No figura en declaración de derechos alguna, ni que yo sepa en la proclamación de ninguna constitución, ni histórica ni vigente. Pero estoy convencido de que está en la base de algunas encomiables construcciones doctrinales que sirvieron de fundamento para dar forma jurídica al complejo equilibrio entre la libertad, la igualdad y la fraternidad.
En realidad es lo que implica la tolerancia. A quien debemos respetar no sólo es al amigo, al afín, al compañero de fatigas. A esos no cuesta nada admitirlos en nuestro cercano círculo y aprender de ellos, incluso imitarles con fervor. Más difícil es aceptar a quien piensa distinto. Tendemos a pensar que somos dueños de la razón, y que la tenemos toda.
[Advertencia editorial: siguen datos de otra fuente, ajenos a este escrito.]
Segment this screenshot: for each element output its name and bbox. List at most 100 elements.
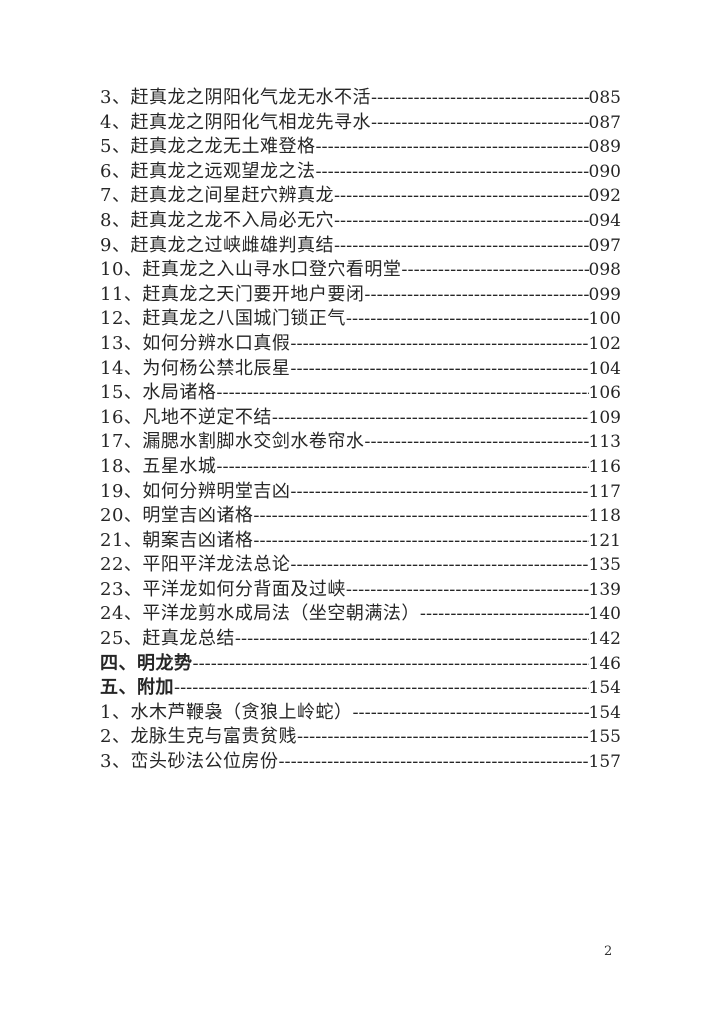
toc-entry-page: 104 — [588, 358, 621, 379]
toc-entry-leader: ----------------------------------------… — [192, 652, 589, 674]
toc-entry: 6、赶真龙之远观望龙之法 ---------------------------… — [100, 160, 621, 185]
toc-entry-page: 100 — [588, 309, 621, 330]
toc-entry-page: 109 — [588, 407, 621, 428]
toc-entry-label: 12、赶真龙之八国城门锁正气 — [100, 308, 346, 330]
toc-entry-leader: ----------------------------------------… — [296, 726, 589, 748]
toc-entry: 16、凡地不逆定不结 -----------------------------… — [100, 406, 621, 431]
toc-entry-leader: ----------------------------------------… — [352, 701, 589, 723]
toc-entry-page: 089 — [588, 137, 621, 158]
toc-entry-leader: ----------------------------------------… — [234, 628, 589, 650]
toc-entry: 15、水局诸格 --------------------------------… — [100, 381, 621, 406]
toc-entry-page: 142 — [588, 629, 621, 650]
toc-entry-leader: ----------------------------------------… — [216, 382, 588, 404]
toc-entry-label: 8、赶真龙之龙不入局必无穴 — [100, 209, 334, 231]
toc-entry-label: 四、明龙势 — [100, 652, 193, 674]
toc-entry-leader: ----------------------------------------… — [216, 455, 588, 477]
toc-entry-leader: ----------------------------------------… — [370, 87, 589, 108]
toc-entry-label: 6、赶真龙之远观望龙之法 — [100, 160, 316, 182]
toc-entry-page: 113 — [588, 432, 621, 453]
toc-entry-label: 五、附加 — [100, 677, 174, 699]
toc-entry-leader: ----------------------------------------… — [401, 259, 588, 281]
toc-entry-leader: ----------------------------------------… — [333, 209, 589, 231]
toc-entry-label: 25、赶真龙总结 — [100, 628, 235, 650]
toc-entry-page: 102 — [588, 333, 621, 354]
toc-entry-label: 19、如何分辨明堂吉凶 — [100, 480, 291, 502]
toc-entry: 22、平阳平洋龙法总论 ----------------------------… — [100, 553, 621, 578]
toc-entry-page: 154 — [588, 678, 621, 699]
toc-entry-leader: ----------------------------------------… — [278, 751, 589, 773]
toc-entry: 五、附加 -----------------------------------… — [100, 676, 621, 701]
toc-entry-page: 154 — [588, 702, 621, 723]
toc-entry: 3、赶真龙之阴阳化气龙无水不活 ------------------------… — [100, 86, 621, 111]
toc-entry-label: 1、水木芦鞭袅（贪狼上岭蛇） — [100, 701, 353, 723]
toc-entry-page: 157 — [588, 752, 621, 773]
toc-entry-leader: ----------------------------------------… — [271, 406, 589, 428]
page-number: 2 — [604, 944, 613, 959]
toc-entry-leader: ----------------------------------------… — [253, 505, 589, 527]
toc-entry: 3、峦头砂法公位房份 -----------------------------… — [100, 750, 621, 775]
toc-entry-label: 17、漏腮水割脚水交剑水卷帘水 — [100, 431, 365, 453]
toc-entry-label: 13、如何分辨水口真假 — [100, 332, 291, 354]
toc-entry-page: 097 — [588, 235, 621, 256]
toc-entry: 23、平洋龙如何分背面及过峡 -------------------------… — [100, 578, 621, 603]
toc-entry: 7、赶真龙之间星赶穴辨真龙 --------------------------… — [100, 184, 621, 209]
toc-entry: 14、为何杨公禁北辰星 ----------------------------… — [100, 357, 621, 382]
toc-entry: 四、明龙势 ----------------------------------… — [100, 652, 621, 677]
toc-entry-label: 5、赶真龙之龙无土难登格 — [100, 136, 316, 158]
toc-entry-label: 16、凡地不逆定不结 — [100, 406, 272, 428]
toc-entry-label: 4、赶真龙之阴阳化气相龙先寻水 — [100, 111, 371, 133]
toc-entry: 10、赶真龙之入山寻水口登穴看明堂 ----------------------… — [100, 258, 621, 283]
toc-entry: 24、平洋龙剪水成局法（坐空朝满法） ---------------------… — [100, 602, 621, 627]
toc-entry-label: 23、平洋龙如何分背面及过峡 — [100, 578, 346, 600]
toc-entry-label: 11、赶真龙之天门要开地户要闭 — [100, 283, 365, 305]
toc-entry-page: 085 — [588, 88, 621, 108]
toc-list: 3、赶真龙之阴阳化气龙无水不活 ------------------------… — [100, 86, 621, 775]
toc-entry-leader: ----------------------------------------… — [345, 578, 589, 600]
toc-entry-page: 087 — [588, 112, 621, 133]
toc-entry-page: 139 — [588, 579, 621, 600]
toc-entry-leader: ----------------------------------------… — [370, 111, 589, 133]
toc-entry-label: 24、平洋龙剪水成局法（坐空朝满法） — [100, 603, 420, 625]
toc-entry-page: 118 — [588, 506, 621, 527]
toc-entry-label: 2、龙脉生克与富贵贫贱 — [100, 726, 297, 748]
toc-entry: 2、龙脉生克与富贵贫贱 ----------------------------… — [100, 725, 621, 750]
toc-entry: 21、朝案吉凶诸格 ------------------------------… — [100, 529, 621, 554]
toc-entry-label: 14、为何杨公禁北辰星 — [100, 357, 291, 379]
toc-entry-leader: ----------------------------------------… — [290, 480, 589, 502]
toc-entry-leader: ----------------------------------------… — [364, 283, 589, 305]
toc-entry-label: 3、赶真龙之阴阳化气龙无水不活 — [100, 87, 371, 108]
toc-entry-page: 094 — [588, 210, 621, 231]
toc-entry-label: 9、赶真龙之过峡雌雄判真结 — [100, 234, 334, 256]
toc-entry: 19、如何分辨明堂吉凶 ----------------------------… — [100, 480, 621, 505]
toc-entry: 8、赶真龙之龙不入局必无穴 --------------------------… — [100, 209, 621, 234]
toc-entry-leader: ----------------------------------------… — [315, 160, 589, 182]
toc-entry-leader: ----------------------------------------… — [419, 603, 589, 625]
toc-entry-page: 116 — [588, 456, 621, 477]
toc-entry-leader: ----------------------------------------… — [345, 308, 589, 330]
toc-entry-label: 7、赶真龙之间星赶穴辨真龙 — [100, 185, 334, 207]
toc-entry-label: 22、平阳平洋龙法总论 — [100, 554, 291, 576]
toc-entry-label: 21、朝案吉凶诸格 — [100, 529, 254, 551]
toc-entry-page: 121 — [588, 530, 621, 551]
toc-entry-leader: ----------------------------------------… — [315, 136, 589, 158]
toc-entry: 20、明堂吉凶诸格 ------------------------------… — [100, 504, 621, 529]
toc-entry: 13、如何分辨水口真假 ----------------------------… — [100, 332, 621, 357]
toc-entry-page: 106 — [588, 383, 621, 404]
toc-entry-leader: ----------------------------------------… — [333, 234, 589, 256]
toc-entry-page: 146 — [588, 653, 621, 674]
toc-entry-page: 090 — [588, 161, 621, 182]
toc-entry-label: 15、水局诸格 — [100, 382, 217, 404]
toc-entry-label: 3、峦头砂法公位房份 — [100, 751, 279, 773]
toc-entry-page: 140 — [588, 604, 621, 625]
toc-entry-leader: ----------------------------------------… — [290, 332, 589, 354]
toc-entry-page: 098 — [588, 260, 621, 281]
toc-entry: 1、水木芦鞭袅（贪狼上岭蛇） -------------------------… — [100, 701, 621, 726]
toc-entry-leader: ----------------------------------------… — [174, 677, 589, 699]
toc-entry: 4、赶真龙之阴阳化气相龙先寻水 ------------------------… — [100, 111, 621, 136]
toc-entry-page: 099 — [588, 284, 621, 305]
toc-entry: 25、赶真龙总结 -------------------------------… — [100, 627, 621, 652]
toc-entry-page: 092 — [588, 186, 621, 207]
toc-entry-page: 135 — [588, 555, 621, 576]
toc-entry-leader: ----------------------------------------… — [333, 185, 589, 207]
Si nos dejaran por el camino irreflexivo seríamos como aquel insoportable hijo único, que no soporta adversario, y que cuando lo tiene se encastilla en su frágil almena del inhóspito egoísmo desde el que combate cualquier intento de conciliación.
El foro de lo público se ha vuelto muy complejo. La facilidad de las comunicaciones se ha multiplicado en los últimos años y el anonimato siempre es cauce facilitador de abusos de diverso tipo. Sin embargo, como seres sociales que somos, debemos mantener necesariamente algunos criterios irrenunciables, para que la convivencia sea viable.
Uno ya ha sostenido en otros pasajes la libertad de expresión y ha insinuado sus límites. Aquí pretende insistir en este vidrioso ámbito, muy proclive a las incoherencias, pues solemos favorecer la palabra de quien piensa como nosotros y tendemos a hacer acallar a quien debilita nuestros argumentos o los revoca de plano.
Por eso me parece muy delicada la senda de la tipificación de los delitos de odio o incluso la de la sanción administrativa de ciertas expresiones que pueden ser contrarias al pensamiento dominante. Si tales infracciones no son interpretadas de manera realmente restrictiva llegamos a una limitación inadmisible del debate público plural.
La democracia argumentativa requiere posiciones diversas, e incluso opuestas. Claro que son defendibles posiciones contrarias a la ley y a los principios y proclamaciones constitucionales; si no fuera así sería inútilmente decorativa la posibilidad de reforma que las propias leyes y e incluso las constituciones contemplan.
Como es obvio, la discusión está en los límites: ¿hasta dónde podemos admitir que con la palabra o con los escritos nos discutan, nos desmientan o nos contradigan? Creo tenerlo claro: hasta el insulto o la calumnia.
Más allá, en mi modesta opinión de ciudadano común, tenemos la insobornable obligación de soportar la defensa de opiniones distintas. Y la posibilidad moral de oponernos a ellas con argumentos contundentes, pero pronunciados a media voz. Si no somos capaces de eso es que en el fondo dudamos de nuestra propia posición y caemos en la tentación de obcecarnos en nuestro endeble castillo, como aquél insolidario hijo único que sólo tiende a la estridencia y al grito.